Perawat tersebut diam sejenak, ada terbesit kesedihan yang sangat Rama pahami. "Mana Kakak? Mana Bunda sama Papah, kenapa aku sendiri aja?!"

"Papah kamu bentar lagi ke sini, tunggu yah."

"Kalau Kakak?" Rama kecil itu tak bodoh, ia sangat paham jika perawat di depannya ini berusaha untuk mengelak pertanyaannya. Jadi apakah benar? Bohong!! Orang dewasa suka bohong di depan anak kecil agar menenangkan mereka. Perawat ini juga pasti berbohong bukan? Rahwana pasti bentar lagi ke sini lalu menemani Rama!

"Kakak mana suster! Kakak mana?!!!"

"Rama tenang dulu ya, jangan teriak-teriak, nanti sakit loh. Kamu harus banyak istirahat."

"Aku gak mau istirahat!! Aku maunya Kakak, suster! Panggil kakak ke sini, aku mau lihat dia! Aku mau main sama Kakak!"

"Nanti bisa main, tapi tenang dulu ya.
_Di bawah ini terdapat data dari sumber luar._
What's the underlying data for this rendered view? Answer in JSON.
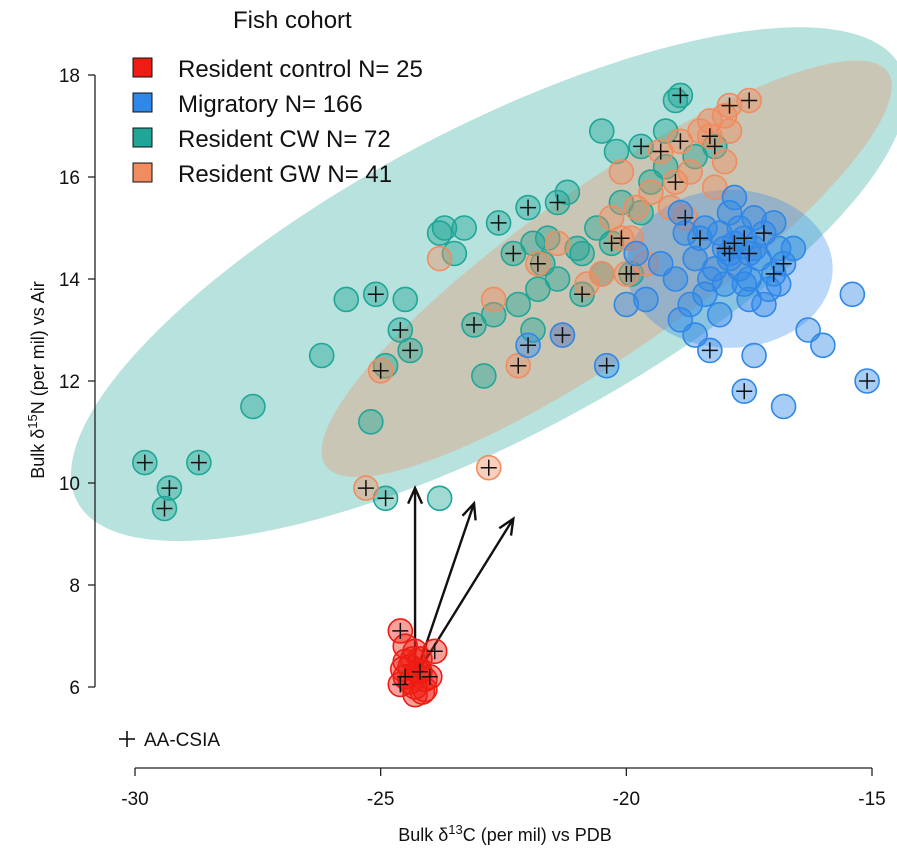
{
  "chart_data": {
    "type": "scatter",
    "title": "",
    "xlabel": "Bulk δ13C (per mil) vs PDB",
    "ylabel": "Bulk δ15N (per mil) vs Air",
    "xlabel_parts": {
      "pre": "Bulk δ",
      "sup": "13",
      "post": "C (per mil) vs PDB"
    },
    "ylabel_parts": {
      "pre": "Bulk δ",
      "sup": "15",
      "post": "N (per mil) vs Air"
    },
    "xlim": [
      -30,
      -15
    ],
    "ylim": [
      6,
      18
    ],
    "x_ticks": [
      -30,
      -25,
      -20,
      -15
    ],
    "y_ticks": [
      6,
      8,
      10,
      12,
      14,
      16,
      18
    ],
    "grid": false,
    "legend": {
      "title": "Fish cohort",
      "position": "top-left",
      "entries": [
        "Resident control N= 25",
        "Migratory N= 166",
        "Resident CW N= 72",
        "Resident GW N= 41"
      ]
    },
    "marker_legend": {
      "symbol": "+",
      "label": "AA-CSIA",
      "position": "bottom-left"
    },
    "colors": {
      "resident_control": "#ee1c12",
      "migratory": "#2f87e8",
      "resident_cw": "#20a697",
      "resident_gw": "#f08c60"
    },
    "ellipses": [
      {
        "series": "resident_cw",
        "center": [
          -22.8,
          13.9
        ],
        "semi_axes_data": [
          9.4,
          3.05
        ],
        "angle_deg": 27
      },
      {
        "series": "resident_gw",
        "center": [
          -20.4,
          14.2
        ],
        "semi_axes_data": [
          6.9,
          1.65
        ],
        "angle_deg": 34
      },
      {
        "series": "migratory",
        "center": [
          -17.9,
          14.2
        ],
        "semi_axes_data": [
          2.1,
          1.55
        ],
        "angle_deg": 0
      }
    ],
    "arrows": [
      {
        "from": [
          -24.3,
          6.2
        ],
        "to": [
          -24.3,
          9.9
        ]
      },
      {
        "from": [
          -24.3,
          6.2
        ],
        "to": [
          -23.1,
          9.6
        ]
      },
      {
        "from": [
          -24.3,
          6.2
        ],
        "to": [
          -22.3,
          9.3
        ]
      }
    ],
    "series": [
      {
        "name": "Resident control N= 25",
        "key": "resident_control",
        "points": [
          {
            "x": -24.6,
            "y": 7.1,
            "aa": true
          },
          {
            "x": -24.3,
            "y": 6.7
          },
          {
            "x": -24.5,
            "y": 6.5
          },
          {
            "x": -24.2,
            "y": 6.3,
            "aa": true
          },
          {
            "x": -24.5,
            "y": 6.2,
            "aa": true
          },
          {
            "x": -24.3,
            "y": 6.0
          },
          {
            "x": -24.1,
            "y": 5.95
          },
          {
            "x": -24.3,
            "y": 5.85
          },
          {
            "x": -24.6,
            "y": 6.05,
            "aa": true
          },
          {
            "x": -23.9,
            "y": 6.7,
            "aa": true
          },
          {
            "x": -24.1,
            "y": 6.15
          },
          {
            "x": -24.4,
            "y": 6.4
          },
          {
            "x": -24.0,
            "y": 6.2,
            "aa": true
          },
          {
            "x": -24.5,
            "y": 6.8
          },
          {
            "x": -24.2,
            "y": 6.55
          },
          {
            "x": -24.4,
            "y": 6.1
          },
          {
            "x": -24.25,
            "y": 6.3
          },
          {
            "x": -24.55,
            "y": 6.35
          },
          {
            "x": -24.15,
            "y": 5.9
          },
          {
            "x": -24.35,
            "y": 6.55
          }
        ]
      },
      {
        "name": "Migratory N= 166",
        "key": "migratory",
        "points": [
          {
            "x": -17.8,
            "y": 14.7,
            "aa": true
          },
          {
            "x": -17.9,
            "y": 14.5,
            "aa": true
          },
          {
            "x": -17.6,
            "y": 14.8,
            "aa": true
          },
          {
            "x": -17.2,
            "y": 14.9,
            "aa": true
          },
          {
            "x": -17.5,
            "y": 14.5,
            "aa": true
          },
          {
            "x": -18.0,
            "y": 14.6,
            "aa": true
          },
          {
            "x": -17.0,
            "y": 14.1,
            "aa": true
          },
          {
            "x": -16.8,
            "y": 14.3,
            "aa": true
          },
          {
            "x": -18.5,
            "y": 14.8,
            "aa": true
          },
          {
            "x": -18.3,
            "y": 12.6,
            "aa": true
          },
          {
            "x": -17.6,
            "y": 11.8,
            "aa": true
          },
          {
            "x": -15.1,
            "y": 12.0,
            "aa": true
          },
          {
            "x": -20.4,
            "y": 12.3,
            "aa": true
          },
          {
            "x": -22.0,
            "y": 12.7,
            "aa": true
          },
          {
            "x": -21.3,
            "y": 12.9
          },
          {
            "x": -18.2,
            "y": 14.2
          },
          {
            "x": -17.7,
            "y": 15.0
          },
          {
            "x": -18.0,
            "y": 13.9
          },
          {
            "x": -17.4,
            "y": 15.2
          },
          {
            "x": -17.9,
            "y": 15.3
          },
          {
            "x": -18.6,
            "y": 14.4
          },
          {
            "x": -18.4,
            "y": 13.7
          },
          {
            "x": -17.3,
            "y": 14.4
          },
          {
            "x": -17.1,
            "y": 13.8
          },
          {
            "x": -16.9,
            "y": 14.6
          },
          {
            "x": -18.7,
            "y": 13.5
          },
          {
            "x": -18.1,
            "y": 13.3
          },
          {
            "x": -17.5,
            "y": 13.6
          },
          {
            "x": -19.0,
            "y": 14.0
          },
          {
            "x": -19.3,
            "y": 14.3
          },
          {
            "x": -18.8,
            "y": 14.9
          },
          {
            "x": -17.8,
            "y": 15.6
          },
          {
            "x": -18.4,
            "y": 15.0
          },
          {
            "x": -16.6,
            "y": 14.6
          },
          {
            "x": -19.6,
            "y": 13.6
          },
          {
            "x": -18.9,
            "y": 13.2
          },
          {
            "x": -18.6,
            "y": 12.9
          },
          {
            "x": -16.3,
            "y": 13.0
          },
          {
            "x": -16.0,
            "y": 12.7
          },
          {
            "x": -15.4,
            "y": 13.7
          },
          {
            "x": -17.4,
            "y": 12.5
          },
          {
            "x": -16.8,
            "y": 11.5
          },
          {
            "x": -17.2,
            "y": 13.5
          },
          {
            "x": -16.9,
            "y": 13.9
          },
          {
            "x": -17.7,
            "y": 14.2
          },
          {
            "x": -18.3,
            "y": 14.0
          },
          {
            "x": -17.0,
            "y": 15.1
          },
          {
            "x": -20.0,
            "y": 13.5
          },
          {
            "x": -19.8,
            "y": 14.5
          },
          {
            "x": -18.9,
            "y": 15.3
          },
          {
            "x": -17.5,
            "y": 14.0
          },
          {
            "x": -17.9,
            "y": 14.4
          },
          {
            "x": -17.4,
            "y": 14.6
          },
          {
            "x": -18.1,
            "y": 14.9
          },
          {
            "x": -17.6,
            "y": 13.9
          }
        ]
      },
      {
        "name": "Resident CW N= 72",
        "key": "resident_cw",
        "points": [
          {
            "x": -29.8,
            "y": 10.4,
            "aa": true
          },
          {
            "x": -29.3,
            "y": 9.9,
            "aa": true
          },
          {
            "x": -29.4,
            "y": 9.5,
            "aa": true
          },
          {
            "x": -28.7,
            "y": 10.4,
            "aa": true
          },
          {
            "x": -27.6,
            "y": 11.5
          },
          {
            "x": -26.2,
            "y": 12.5
          },
          {
            "x": -25.7,
            "y": 13.6
          },
          {
            "x": -25.1,
            "y": 13.7,
            "aa": true
          },
          {
            "x": -24.5,
            "y": 13.6
          },
          {
            "x": -24.6,
            "y": 13.0,
            "aa": true
          },
          {
            "x": -24.4,
            "y": 12.6,
            "aa": true
          },
          {
            "x": -24.9,
            "y": 12.3
          },
          {
            "x": -25.2,
            "y": 11.2
          },
          {
            "x": -24.9,
            "y": 9.7,
            "aa": true
          },
          {
            "x": -23.8,
            "y": 9.7
          },
          {
            "x": -23.8,
            "y": 14.9
          },
          {
            "x": -23.7,
            "y": 15.0
          },
          {
            "x": -23.3,
            "y": 15.0
          },
          {
            "x": -22.6,
            "y": 15.1,
            "aa": true
          },
          {
            "x": -22.0,
            "y": 15.4,
            "aa": true
          },
          {
            "x": -21.4,
            "y": 15.5,
            "aa": true
          },
          {
            "x": -21.2,
            "y": 15.7
          },
          {
            "x": -22.3,
            "y": 14.5,
            "aa": true
          },
          {
            "x": -21.9,
            "y": 14.7
          },
          {
            "x": -21.6,
            "y": 14.8
          },
          {
            "x": -21.0,
            "y": 14.6
          },
          {
            "x": -20.6,
            "y": 15.0
          },
          {
            "x": -20.3,
            "y": 14.7,
            "aa": true
          },
          {
            "x": -20.2,
            "y": 16.5
          },
          {
            "x": -20.5,
            "y": 16.9
          },
          {
            "x": -19.7,
            "y": 16.6,
            "aa": true
          },
          {
            "x": -19.2,
            "y": 16.2
          },
          {
            "x": -19.0,
            "y": 17.5
          },
          {
            "x": -18.9,
            "y": 17.6,
            "aa": true
          },
          {
            "x": -19.2,
            "y": 16.9
          },
          {
            "x": -18.6,
            "y": 16.4
          },
          {
            "x": -18.2,
            "y": 16.6,
            "aa": true
          },
          {
            "x": -23.1,
            "y": 13.1,
            "aa": true
          },
          {
            "x": -22.2,
            "y": 13.5
          },
          {
            "x": -22.7,
            "y": 13.3
          },
          {
            "x": -22.9,
            "y": 12.1
          },
          {
            "x": -21.8,
            "y": 13.8
          },
          {
            "x": -21.4,
            "y": 14.0
          },
          {
            "x": -20.9,
            "y": 13.7,
            "aa": true
          },
          {
            "x": -20.5,
            "y": 14.1
          },
          {
            "x": -20.9,
            "y": 14.5
          },
          {
            "x": -19.9,
            "y": 14.1,
            "aa": true
          },
          {
            "x": -19.7,
            "y": 15.3
          },
          {
            "x": -21.9,
            "y": 13.0
          },
          {
            "x": -23.5,
            "y": 14.5
          },
          {
            "x": -20.1,
            "y": 15.5
          },
          {
            "x": -19.5,
            "y": 15.9
          },
          {
            "x": -21.7,
            "y": 14.3
          }
        ]
      },
      {
        "name": "Resident GW N= 41",
        "key": "resident_gw",
        "points": [
          {
            "x": -25.3,
            "y": 9.9,
            "aa": true
          },
          {
            "x": -22.8,
            "y": 10.3,
            "aa": true
          },
          {
            "x": -25.0,
            "y": 12.2,
            "aa": true
          },
          {
            "x": -23.8,
            "y": 14.4
          },
          {
            "x": -22.7,
            "y": 13.6
          },
          {
            "x": -22.2,
            "y": 12.3,
            "aa": true
          },
          {
            "x": -21.3,
            "y": 12.9,
            "aa": true
          },
          {
            "x": -21.8,
            "y": 14.3,
            "aa": true
          },
          {
            "x": -21.4,
            "y": 14.7
          },
          {
            "x": -20.8,
            "y": 13.9
          },
          {
            "x": -20.5,
            "y": 14.1
          },
          {
            "x": -20.1,
            "y": 14.8,
            "aa": true
          },
          {
            "x": -20.0,
            "y": 14.1,
            "aa": true
          },
          {
            "x": -19.8,
            "y": 15.4
          },
          {
            "x": -19.5,
            "y": 15.7
          },
          {
            "x": -19.1,
            "y": 15.4
          },
          {
            "x": -18.8,
            "y": 15.2,
            "aa": true
          },
          {
            "x": -19.0,
            "y": 15.9,
            "aa": true
          },
          {
            "x": -18.7,
            "y": 16.1
          },
          {
            "x": -18.9,
            "y": 16.7,
            "aa": true
          },
          {
            "x": -18.5,
            "y": 16.9
          },
          {
            "x": -18.3,
            "y": 16.8,
            "aa": true
          },
          {
            "x": -18.0,
            "y": 17.2
          },
          {
            "x": -17.9,
            "y": 17.4,
            "aa": true
          },
          {
            "x": -17.5,
            "y": 17.5,
            "aa": true
          },
          {
            "x": -18.3,
            "y": 17.1
          },
          {
            "x": -17.9,
            "y": 16.9
          },
          {
            "x": -19.3,
            "y": 16.5,
            "aa": true
          },
          {
            "x": -20.1,
            "y": 16.1
          },
          {
            "x": -19.6,
            "y": 14.3
          },
          {
            "x": -19.9,
            "y": 14.8
          },
          {
            "x": -20.3,
            "y": 15.2
          },
          {
            "x": -18.2,
            "y": 15.8
          },
          {
            "x": -18.0,
            "y": 16.3
          }
        ]
      }
    ]
  }
}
Kalau teriak-teriak bisa sesak loh napasnya."

Rama menepis tangan tersebut yang hendak membenarkan alat pernapasan Rama. "Biarkan!! Biarkan sesak, agar kakak ke sini, pokoknya aku mau ketemu kakak!!" Rama berisi keras hendak turun dari ranjang pesakitan, tetapi perawat tersebut mencegah Rama. 

"Dek, jangan turun, kamu masih sakit, nanti tambah parah loh. Tunggu yah, bentar lagi-"

"ENGGAK MAU!!! AKU MAU SAMA KAKAK!! KAK RAHWANA! SUSTERNYA JAHAT!"

Rama terdiam sesaat ketika Indra akhirnya datang. Lalu tanpa pikir panjang Rama langsung berteriak kembali, "Papah!! Susternya larang aku ketemu sama kak Rahwana! susternya jahat! Pah, mana kakak, mana bunda?!"

"Maaf Pak, ini anaknya dari tadi ngerengek," ujar perawat tersebut, "dokter katanya agak terlambat karena masih operasi pasien lain."

Indra menatap sinis pada perawat tersebut, "baik, boleh pergi. Saya mau bicara sama anak saya dulu." Lalu Indra beralih menatap Rama dengan sangat dingin, seolah bukan tatapan seorang ayah yang biasa Rama kenal. 

"Baik Pak, saya permisi." 

Sepeninggalan perawat tersebut, Rama langsung melapor, "Pah, susternya jahat, aku tanya kak Rahwana dari tadi, dia gak jawab-jawab." Celingak-celinguk, Rama mencari keberadaan bunda dan kakaknya, "kok cuma Papah, kak Rahwana sama bunda, mana?"